If you implement the above specification with existing pool API, the code does not seem to be concise, and the new API is used to simplify the implementation of the specification. One deep reason is that I want to avoid resident threads, I want to minimize the thread life cycle. This requires parameters to be prepared when the thread is created, and the result is processed after the thread ends. Avoid reading values from the queue for processing, and avoid writing results to the queue for processing, because doing so will cause the thread to be resident. The so deep reason is just a style, it can not adapt to all scene, so the New Thread API does not only support this pattern.

Speaking back to the problem we faced, the multi-threaded multi-frame rendering needs to be consider too large scope.

Render shallow copy is the first step. After shallow copy, check all the code is safe and fix the insecure details. Or refactor all dependencies first, and add thread-safe comments to the dependent functions. The latter is a true deep optimization, and I cannot be achieved very quickly. This patch is in progress (WIP), and I will update the patch again.

I hope you can be sure of my direction of refactoring.

yesuu (yesuu) planned changes to this revision.Fri, Dec 28, 6:04 PM

The problem with adding a second way to do things is that you often end up with two systems, and threading code is already hard enough to understand as it is. I don't think we would accept another thread pool API unless it fully replaces the existing one, and I don't really see a justification for us investing the time to work on that.

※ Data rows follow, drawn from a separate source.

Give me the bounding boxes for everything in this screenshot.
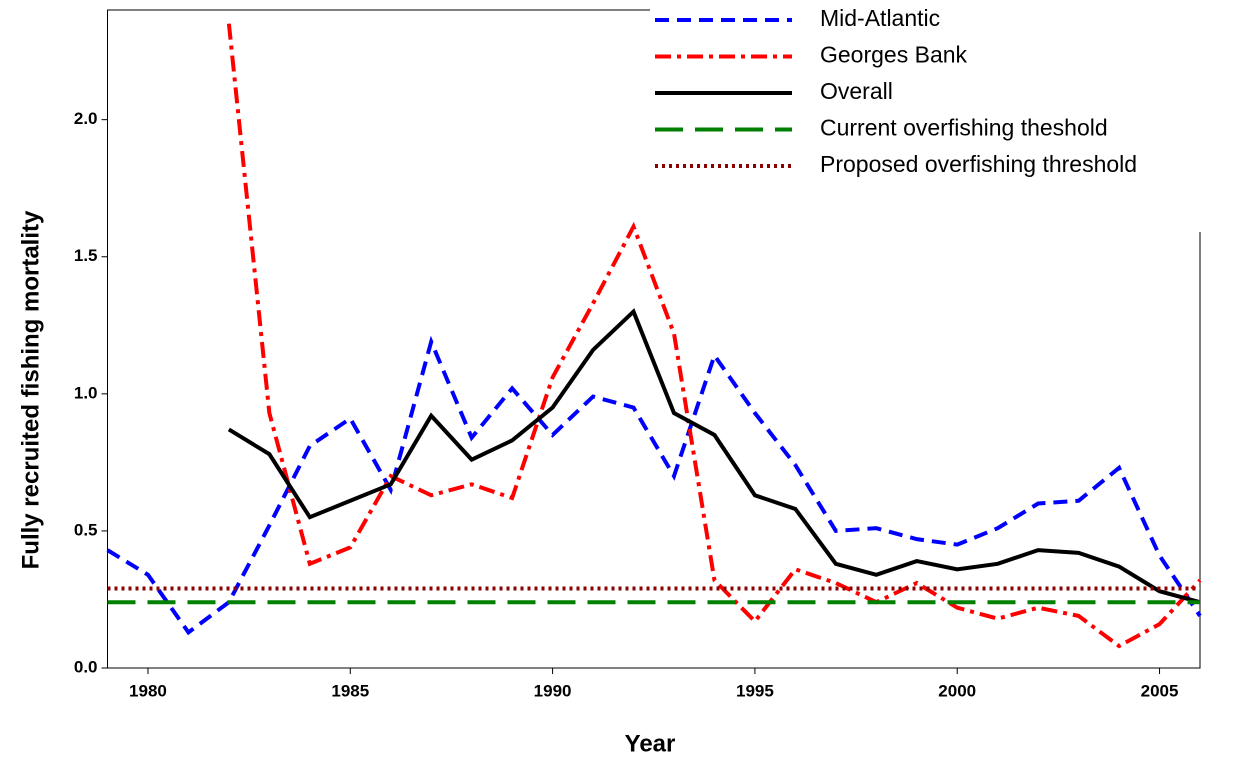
series-line <box>226 23 1202 649</box>
y-tick-label: 1.0 <box>74 383 98 402</box>
legend-label: Mid-Atlantic <box>820 5 940 31</box>
legend-box <box>650 0 1242 232</box>
x-tick-label: 2000 <box>938 681 976 700</box>
x-axis-title: Year <box>625 730 676 757</box>
x-tick-label: 1985 <box>331 681 369 700</box>
legend-label: Current overfishing theshold <box>820 115 1108 141</box>
legend-label: Georges Bank <box>820 42 968 68</box>
series-line <box>227 308 1201 605</box>
x-tick-label: 2005 <box>1141 681 1179 700</box>
legend-label: Overall <box>820 78 893 104</box>
x-tick-label: 1995 <box>736 681 774 700</box>
y-axis-title: Fully recruited fishing mortality <box>17 210 44 569</box>
y-tick-label: 0.0 <box>74 657 98 676</box>
x-tick-label: 1980 <box>129 681 167 700</box>
y-tick-label: 2.0 <box>74 109 98 128</box>
y-tick-label: 1.5 <box>74 246 98 265</box>
legend-label: Proposed overfishing threshold <box>820 151 1137 177</box>
x-tick-label: 1990 <box>534 681 572 700</box>
y-tick-label: 0.5 <box>74 520 98 539</box>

Have you looked at the task pool system we have in BLI_task.h? It is designed to handle this kind of thing. Nested task pools are possible there, and tasks can be pushed while threads are running.

A more unified way to handle canceling could be good, but I don't think it requires this deep a change.

I don't think we would accept another thread pool API unless it fully replaces the existing one, and I don't really see a justification for us investing the time to work on that.

Ok, this patch will continue to be implemented with existing API. I will raise this issue again until the new API is sufficient to completely replace the existing API.

Have you looked at the task pool system we have in BLI_task.h? It is designed to handle this kind of thing. Nested task pools are possible there, and tasks can be pushed while threads are running.

I noticed its existence, but did not study it in depth. I will look at it later.

A more unified way to handle canceling could be good, but I don't think it requires this deep a change.

As I learn more about the existing system, I should be able to draw a precise conclusions about whether need depth reform.

We will talk about this later, and I will continue to review the concurrency security of all rendering code.